This design studio brought new ideas and a fresh approach to New York’s garbage crisis, focusing on the South Bronx.
The Waste Studio: Re-engineering the South Bronx Waterfront
This design studio will address the potential of integrated waste management principles alongside issues of waterfront revitalization and community connections within the South Bronx, an industrial area in transition. The studio will explore strategies for the transformation of key sites along the waterfront, and will research waste reduction methods, advanced collection systems, and the design of materials recovery/recycling/
sorting stations and/or Waste to Energy facilities in conjunction with infrastructural and landscape-based site strategies for these programs in the Bronx and potentially at upstate New York sites. By considering waste management strategies within an environmental justice, architectural, urban, and landscape design framework, this design studio hopes to bring new ideas and a fresh approach to New York’s garbage crisis.

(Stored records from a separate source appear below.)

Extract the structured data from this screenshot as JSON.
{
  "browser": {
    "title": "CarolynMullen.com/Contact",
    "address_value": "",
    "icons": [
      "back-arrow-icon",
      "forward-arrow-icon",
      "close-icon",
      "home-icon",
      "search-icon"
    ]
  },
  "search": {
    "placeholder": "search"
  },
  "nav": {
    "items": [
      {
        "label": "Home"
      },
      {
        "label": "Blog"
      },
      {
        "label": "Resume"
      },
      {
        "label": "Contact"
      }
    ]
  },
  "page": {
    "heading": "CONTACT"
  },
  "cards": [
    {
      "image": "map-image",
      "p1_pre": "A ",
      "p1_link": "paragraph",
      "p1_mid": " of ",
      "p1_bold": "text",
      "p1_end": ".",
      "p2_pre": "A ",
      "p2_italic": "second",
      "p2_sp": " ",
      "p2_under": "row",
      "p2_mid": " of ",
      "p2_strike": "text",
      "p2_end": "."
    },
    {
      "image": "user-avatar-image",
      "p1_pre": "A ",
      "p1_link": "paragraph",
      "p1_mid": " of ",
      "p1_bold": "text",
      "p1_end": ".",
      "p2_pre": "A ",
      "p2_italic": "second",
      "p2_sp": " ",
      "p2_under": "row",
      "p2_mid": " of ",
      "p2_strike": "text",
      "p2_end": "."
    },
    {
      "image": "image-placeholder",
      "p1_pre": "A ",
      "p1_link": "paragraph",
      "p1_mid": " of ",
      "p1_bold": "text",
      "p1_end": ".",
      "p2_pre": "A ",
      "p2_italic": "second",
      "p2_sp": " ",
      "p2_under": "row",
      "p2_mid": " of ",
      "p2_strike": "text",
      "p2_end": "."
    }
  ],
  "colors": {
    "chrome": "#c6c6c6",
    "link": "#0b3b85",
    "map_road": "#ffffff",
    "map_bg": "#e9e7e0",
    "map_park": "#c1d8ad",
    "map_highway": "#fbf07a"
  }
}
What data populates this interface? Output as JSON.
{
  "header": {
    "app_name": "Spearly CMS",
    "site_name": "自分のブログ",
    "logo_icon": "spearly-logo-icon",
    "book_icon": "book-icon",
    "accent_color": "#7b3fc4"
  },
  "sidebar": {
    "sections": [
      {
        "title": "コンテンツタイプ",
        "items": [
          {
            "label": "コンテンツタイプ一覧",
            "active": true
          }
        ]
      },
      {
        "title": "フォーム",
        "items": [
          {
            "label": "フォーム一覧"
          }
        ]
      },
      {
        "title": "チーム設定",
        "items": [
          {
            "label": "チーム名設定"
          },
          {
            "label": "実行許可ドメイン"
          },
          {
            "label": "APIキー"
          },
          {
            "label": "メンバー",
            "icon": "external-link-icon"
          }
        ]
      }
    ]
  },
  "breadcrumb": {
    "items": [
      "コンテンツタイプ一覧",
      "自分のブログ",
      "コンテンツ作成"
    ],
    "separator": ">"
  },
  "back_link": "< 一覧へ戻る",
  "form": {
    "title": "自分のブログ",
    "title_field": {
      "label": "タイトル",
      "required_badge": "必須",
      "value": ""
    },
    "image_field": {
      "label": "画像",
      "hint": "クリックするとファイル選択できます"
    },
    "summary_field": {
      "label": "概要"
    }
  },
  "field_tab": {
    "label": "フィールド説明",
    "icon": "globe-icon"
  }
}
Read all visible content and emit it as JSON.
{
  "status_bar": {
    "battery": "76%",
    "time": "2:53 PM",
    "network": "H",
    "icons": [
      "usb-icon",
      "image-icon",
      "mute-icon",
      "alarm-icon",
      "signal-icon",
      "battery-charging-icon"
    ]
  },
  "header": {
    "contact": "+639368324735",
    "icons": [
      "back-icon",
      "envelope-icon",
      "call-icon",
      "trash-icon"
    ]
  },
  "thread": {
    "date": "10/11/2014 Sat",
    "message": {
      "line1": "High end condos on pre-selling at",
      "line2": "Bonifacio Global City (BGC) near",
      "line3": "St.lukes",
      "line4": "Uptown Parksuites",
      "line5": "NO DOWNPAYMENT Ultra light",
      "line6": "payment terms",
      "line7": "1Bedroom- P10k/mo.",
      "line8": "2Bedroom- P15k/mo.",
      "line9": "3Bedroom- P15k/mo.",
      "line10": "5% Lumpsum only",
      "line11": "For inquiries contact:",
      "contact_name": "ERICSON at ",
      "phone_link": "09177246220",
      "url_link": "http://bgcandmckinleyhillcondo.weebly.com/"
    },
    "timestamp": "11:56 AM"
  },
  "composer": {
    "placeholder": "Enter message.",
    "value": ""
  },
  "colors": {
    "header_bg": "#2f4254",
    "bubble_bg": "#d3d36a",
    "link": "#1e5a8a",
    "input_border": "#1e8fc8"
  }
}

New York City currently exports approximately 55% of the 27,000 tons of household waste generated per day by the City beyond State borders, mostly to landfills. With the closing of the Fresh Kills Landfill, New York needs to devise long term, integrated and innovative solutions to managing its garbage that go beyond “out of sight, out of mind” and address the real and complex issues of public health and community concerns while considering the realities of waste generation and disposal.
Site: Our site is home to an active residential community, the new Fulton Fish Market, and the Cooperative Distribution Market, brownfields, railyards, and future parks. The community is looking to redefine its relationship to the waterfront and to make connections to surrounding linear park systems: for example, the proposed “South Bronx Greenway” is in development and will connect the Bronx River and Randall’s Island.
In addition to redefining the waterfront and public river access, a new Waste to Energy Facility or related edge development could have a positive impact on the interior of the community, freeing up more than 15 existing waste transfer stations located within the site area for new programs and reducing related truck traffic. This is significant as the neighborhood has among the highest asthma rates in the city.
Program: We will explore strategies for the design of IWM related programs and their physical integration with our site: the M-3 zoned waterfront parcels along the South Bronx waterfront. The studio will investigate waste reduction methods, advanced collection systems, and the design of materials recovery/recycling/sorting stations and/or Waste to Energy facilities, in parallel with community aspirations and infrastructural
and landscape-based site strategies for these programs in Hunts Point. We will also explore the public health and environmental impacts of these IWM systems and synthesize cost/benefit to the public with attention to the ‘wasteshed’ of the Bronx Borough.
Studio Process: The initial weeks of the studio will focus on research and analysis of the site and into IWM processes. Students will work in teams to research an aspect of IWM, and then develop a site strategy for a waterfront facility or facilities that, together with a public interface component and reconsideration of community access, addresses issues of ecology, transport, connection, and permeability. Students will then work individually or in groups to develop an aspect of a scheme with attention to the programmatic and
physical integration of these systems into the surrounding urban landscape and community. Each student will be asked to explore a dimension of public-ness, whether in drop-off/recycling interface, the visualization of processes, or through related programs such as ferry terminals, parks, riverfront connections etc.
Interdisciplinary Collaboration: Engineering faculty and students from the Fu School of Engineering and Applied Sciences will join the architecture studio as an important resource for our work. This collaboration will be facilitated by a formal weekly studio seminar (Wed afternoon) as well as informal exchange around project areas. Professor Nicholas Themelis and Karsten Millrath of the SEAS faculty will act as additional
critics within this framework.
Issues: strategic siting of facilities based on infrastructural, landscape and economic strategies, architecture/landscape form, waterfront revitalization, brownfield remediation, air quality and filtration, waste reduction methods, collection systems, processes of increasing materials and energy recovery from solid wastes, green building technology, integration of Waste Management and Eco-park facilities within urban landscape and community.